A taxpayer seeking to deduct trade or business expenses
under section 162 must establish that the underlying activity was
engaged in with an actual and honest profit objective. Dreicer
v. Commissioner, 78 T.C. 642, 645 (1982), affd. without published
opinion 702 F.2d 1205 (D.C. Cir. 1983). The taxpayer must have
entered into or continued the activity with the actual, honest,
and bona fide objective of making a profit. Filios v.
Commissioner, 224 F.3d 16, 23 (1st Cir. 2000), affg. T.C. Memo.

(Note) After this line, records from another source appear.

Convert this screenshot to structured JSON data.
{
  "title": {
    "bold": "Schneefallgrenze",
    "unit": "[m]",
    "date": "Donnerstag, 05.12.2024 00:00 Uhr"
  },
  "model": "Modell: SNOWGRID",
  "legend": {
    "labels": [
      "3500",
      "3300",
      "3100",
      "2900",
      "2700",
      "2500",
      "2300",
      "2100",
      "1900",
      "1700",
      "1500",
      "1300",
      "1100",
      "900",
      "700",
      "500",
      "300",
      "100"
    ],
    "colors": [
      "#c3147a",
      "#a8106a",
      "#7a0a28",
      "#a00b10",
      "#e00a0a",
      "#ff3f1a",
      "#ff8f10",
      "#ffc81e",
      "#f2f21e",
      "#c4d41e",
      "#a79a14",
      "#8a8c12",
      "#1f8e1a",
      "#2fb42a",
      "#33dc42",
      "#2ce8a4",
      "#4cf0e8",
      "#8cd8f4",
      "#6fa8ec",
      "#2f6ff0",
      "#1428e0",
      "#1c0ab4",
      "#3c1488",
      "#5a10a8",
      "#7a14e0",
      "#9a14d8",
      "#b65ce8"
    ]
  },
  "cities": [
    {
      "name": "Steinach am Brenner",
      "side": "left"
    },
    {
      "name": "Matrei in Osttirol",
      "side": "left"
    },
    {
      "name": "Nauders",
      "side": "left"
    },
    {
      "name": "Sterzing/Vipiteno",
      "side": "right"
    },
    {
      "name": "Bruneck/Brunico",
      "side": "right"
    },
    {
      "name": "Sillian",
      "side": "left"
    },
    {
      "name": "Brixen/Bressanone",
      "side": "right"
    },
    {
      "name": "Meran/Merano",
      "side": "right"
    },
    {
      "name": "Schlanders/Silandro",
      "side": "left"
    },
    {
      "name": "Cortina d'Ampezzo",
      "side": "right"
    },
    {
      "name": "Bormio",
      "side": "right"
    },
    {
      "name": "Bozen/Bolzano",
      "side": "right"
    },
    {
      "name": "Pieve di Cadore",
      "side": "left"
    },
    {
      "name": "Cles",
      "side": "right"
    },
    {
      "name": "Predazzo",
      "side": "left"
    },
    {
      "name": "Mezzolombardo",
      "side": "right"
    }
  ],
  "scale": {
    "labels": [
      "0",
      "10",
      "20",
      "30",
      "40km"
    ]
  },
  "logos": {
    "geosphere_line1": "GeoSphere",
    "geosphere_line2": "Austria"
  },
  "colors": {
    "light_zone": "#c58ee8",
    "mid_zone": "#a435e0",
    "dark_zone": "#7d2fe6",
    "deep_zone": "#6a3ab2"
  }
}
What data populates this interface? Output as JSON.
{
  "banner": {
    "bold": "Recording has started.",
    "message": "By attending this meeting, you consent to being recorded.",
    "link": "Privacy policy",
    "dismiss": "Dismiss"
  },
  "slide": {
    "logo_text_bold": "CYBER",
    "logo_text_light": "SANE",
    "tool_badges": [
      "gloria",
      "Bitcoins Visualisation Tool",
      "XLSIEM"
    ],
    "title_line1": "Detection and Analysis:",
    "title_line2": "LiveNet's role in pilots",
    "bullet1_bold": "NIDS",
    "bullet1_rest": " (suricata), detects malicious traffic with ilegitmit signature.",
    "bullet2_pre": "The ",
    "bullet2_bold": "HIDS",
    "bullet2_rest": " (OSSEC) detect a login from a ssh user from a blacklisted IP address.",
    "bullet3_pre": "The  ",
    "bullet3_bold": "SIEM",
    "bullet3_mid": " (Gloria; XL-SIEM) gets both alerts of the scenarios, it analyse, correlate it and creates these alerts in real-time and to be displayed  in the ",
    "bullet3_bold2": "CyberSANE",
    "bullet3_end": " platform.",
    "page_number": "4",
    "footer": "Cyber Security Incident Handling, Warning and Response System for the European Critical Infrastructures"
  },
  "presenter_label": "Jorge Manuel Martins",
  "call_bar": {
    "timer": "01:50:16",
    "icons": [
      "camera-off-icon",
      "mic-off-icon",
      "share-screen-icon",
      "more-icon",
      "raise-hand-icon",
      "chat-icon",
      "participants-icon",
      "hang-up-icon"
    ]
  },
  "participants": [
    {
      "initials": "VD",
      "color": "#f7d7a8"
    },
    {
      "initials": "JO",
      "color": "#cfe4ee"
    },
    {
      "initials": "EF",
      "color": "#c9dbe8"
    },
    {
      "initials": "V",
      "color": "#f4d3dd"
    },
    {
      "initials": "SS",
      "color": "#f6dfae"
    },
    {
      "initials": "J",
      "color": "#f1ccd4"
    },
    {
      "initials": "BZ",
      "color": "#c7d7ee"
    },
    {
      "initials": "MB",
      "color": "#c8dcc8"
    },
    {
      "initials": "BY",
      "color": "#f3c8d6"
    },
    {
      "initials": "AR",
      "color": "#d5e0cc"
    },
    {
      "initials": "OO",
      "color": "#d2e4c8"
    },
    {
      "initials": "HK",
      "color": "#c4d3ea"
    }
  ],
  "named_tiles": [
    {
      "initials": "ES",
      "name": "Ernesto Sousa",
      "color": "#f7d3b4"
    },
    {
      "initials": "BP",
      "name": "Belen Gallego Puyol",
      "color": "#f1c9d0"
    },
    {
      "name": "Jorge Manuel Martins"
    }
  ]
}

1999-92; Dreicer v. Commissioner, supra at 644-645; sec. 1.183-
2(a), Income Tax Regs. In determining whether the taxpayer has
the objective of making a profit, it may be sufficient that there
is a small chance of making a large profit. Sec. 1.183-2(a),
Income Tax Regs. Objective indicia may be considered to
establish the taxpayer’s true intent. Id. We consider all of
the facts and circumstances in determining whether a taxpayer
entered into the activity for a profit, placing greater weight
upon objective facts than the taxpayer’s statements of intent.
Dreicer v. Commissioner, supra at 645.
The following nine nonexclusive factors are relevant in
determining whether the taxpayer engaged in the activity for
profit: (1) The manner in which the taxpayer carries on the
activity; (2) the expertise of the taxpayer or her advisers; (3)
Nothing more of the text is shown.